A knife-wielding assailant on Sunday stabbed the mayor of the Polish port city of Gdansk in front of hundreds of people at a charity event, leaving the politician fighting for his life after five hours of surgery yesterday.
Video footage showed the attacker bursting onto the podium and launching himself at Pawel Adamowicz, 53, who had been waving sparklers with others on stage at the evening fundraiser.
After knifing the mayor several times, the man turned to the crowd with his arms raised triumphantly before being tackled to the ground by security guards and arrested.
Paramedics resuscitated Adamowicz at the scene before rushing him to a hospital, where doctors said that he had survived an operation, but was in a “very, very critical condition.”
The mayor sustained a serious wound to the heart, and cuts to the diaphragm and abdominal organs, said Tomasz Stefaniak, the surgeon who treated him at Gdansk’s university hospital.
A local police spokesman said the detained man was a 27-year-old who lived in Gdansk, a Baltic coast city with a population of about 500,000.
In a video recording of the attack posted on YouTube, the suspect was seen seizing the microphone and claiming he had been wrongly jailed by the previous government of the Civic Platform and tortured.
“That’s why Adamowicz dies,” he said.
One eyewitness told broadcaster TVN that the man appeared “happy with what he had done.”
Adamowicz has been mayor of Gdansk for two decades and the Civic Platform supported his re-election last year.
“There is hope, but his condition remains serious,” Polish President Andrzej Duda said on Twitter, adding that Adamowicz was alive, but “gravely wounded.”

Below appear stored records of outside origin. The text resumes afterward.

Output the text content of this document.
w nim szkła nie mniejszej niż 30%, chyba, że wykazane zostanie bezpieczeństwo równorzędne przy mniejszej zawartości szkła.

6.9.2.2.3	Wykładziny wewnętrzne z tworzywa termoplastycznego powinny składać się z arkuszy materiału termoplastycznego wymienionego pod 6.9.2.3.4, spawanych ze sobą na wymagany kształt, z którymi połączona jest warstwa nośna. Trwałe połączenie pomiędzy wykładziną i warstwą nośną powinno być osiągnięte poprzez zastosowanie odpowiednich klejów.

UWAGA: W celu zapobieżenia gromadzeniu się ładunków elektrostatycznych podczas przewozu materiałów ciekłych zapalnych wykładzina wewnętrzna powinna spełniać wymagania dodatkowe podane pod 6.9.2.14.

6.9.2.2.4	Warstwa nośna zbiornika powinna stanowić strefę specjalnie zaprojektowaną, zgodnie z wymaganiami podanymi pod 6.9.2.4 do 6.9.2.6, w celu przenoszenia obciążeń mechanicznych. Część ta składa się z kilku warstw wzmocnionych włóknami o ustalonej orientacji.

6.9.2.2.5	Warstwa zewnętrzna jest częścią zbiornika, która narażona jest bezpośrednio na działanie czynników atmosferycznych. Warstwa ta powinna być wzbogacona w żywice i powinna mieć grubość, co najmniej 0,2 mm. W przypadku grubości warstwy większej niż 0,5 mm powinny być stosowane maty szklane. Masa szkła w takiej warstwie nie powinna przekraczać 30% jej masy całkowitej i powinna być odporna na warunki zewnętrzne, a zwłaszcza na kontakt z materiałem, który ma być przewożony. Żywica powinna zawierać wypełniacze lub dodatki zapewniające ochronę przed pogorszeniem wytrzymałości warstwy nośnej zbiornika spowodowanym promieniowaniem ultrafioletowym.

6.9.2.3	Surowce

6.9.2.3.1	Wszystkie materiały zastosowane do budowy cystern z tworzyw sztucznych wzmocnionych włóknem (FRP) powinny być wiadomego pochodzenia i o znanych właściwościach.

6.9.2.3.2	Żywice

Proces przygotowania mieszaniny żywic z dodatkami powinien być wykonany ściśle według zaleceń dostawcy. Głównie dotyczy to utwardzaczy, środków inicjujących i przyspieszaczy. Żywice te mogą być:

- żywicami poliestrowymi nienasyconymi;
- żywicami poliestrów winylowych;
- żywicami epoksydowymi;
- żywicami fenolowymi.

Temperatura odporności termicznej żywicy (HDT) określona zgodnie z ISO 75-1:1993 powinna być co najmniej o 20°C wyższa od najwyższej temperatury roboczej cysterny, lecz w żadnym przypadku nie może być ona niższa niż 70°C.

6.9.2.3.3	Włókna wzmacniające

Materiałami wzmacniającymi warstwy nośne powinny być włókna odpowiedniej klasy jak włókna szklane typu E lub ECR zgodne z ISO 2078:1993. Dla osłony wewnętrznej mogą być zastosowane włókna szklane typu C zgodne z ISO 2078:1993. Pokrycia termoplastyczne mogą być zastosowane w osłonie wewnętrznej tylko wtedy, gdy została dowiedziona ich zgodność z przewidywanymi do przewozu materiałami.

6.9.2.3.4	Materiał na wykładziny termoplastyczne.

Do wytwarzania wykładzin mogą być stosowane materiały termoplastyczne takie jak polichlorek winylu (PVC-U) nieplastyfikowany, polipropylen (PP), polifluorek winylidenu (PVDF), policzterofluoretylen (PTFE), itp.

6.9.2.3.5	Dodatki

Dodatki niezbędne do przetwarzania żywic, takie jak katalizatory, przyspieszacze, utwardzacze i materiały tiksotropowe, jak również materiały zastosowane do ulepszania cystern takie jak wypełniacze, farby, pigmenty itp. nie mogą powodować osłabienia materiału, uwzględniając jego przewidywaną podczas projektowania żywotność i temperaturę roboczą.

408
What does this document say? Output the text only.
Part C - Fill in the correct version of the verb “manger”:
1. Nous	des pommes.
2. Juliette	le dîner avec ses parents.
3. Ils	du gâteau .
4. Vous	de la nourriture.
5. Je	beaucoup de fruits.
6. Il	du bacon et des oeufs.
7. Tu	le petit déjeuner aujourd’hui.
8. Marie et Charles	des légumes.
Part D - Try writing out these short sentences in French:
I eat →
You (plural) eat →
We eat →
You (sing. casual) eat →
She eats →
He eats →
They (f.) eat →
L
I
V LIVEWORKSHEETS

“Despite our political differences, I stand without question in solidarity with him and those close to him... I pray for his swift recovery,” Duda said.
According to local media, the suspect had been sentenced to more than five years in prison for four armed attacks on banks in Gdansk.
Police were investigating how the attacker had been able to breach security to reach the podium, local police spokeswoman Joanna Kowalik-Kosinska told reporters.
“We know that he used an identifier with the inscription ‘Press,’” she said. “Now we have to establish how was it obtained, was the accreditation in his name and was he really entitled to be there at that time?”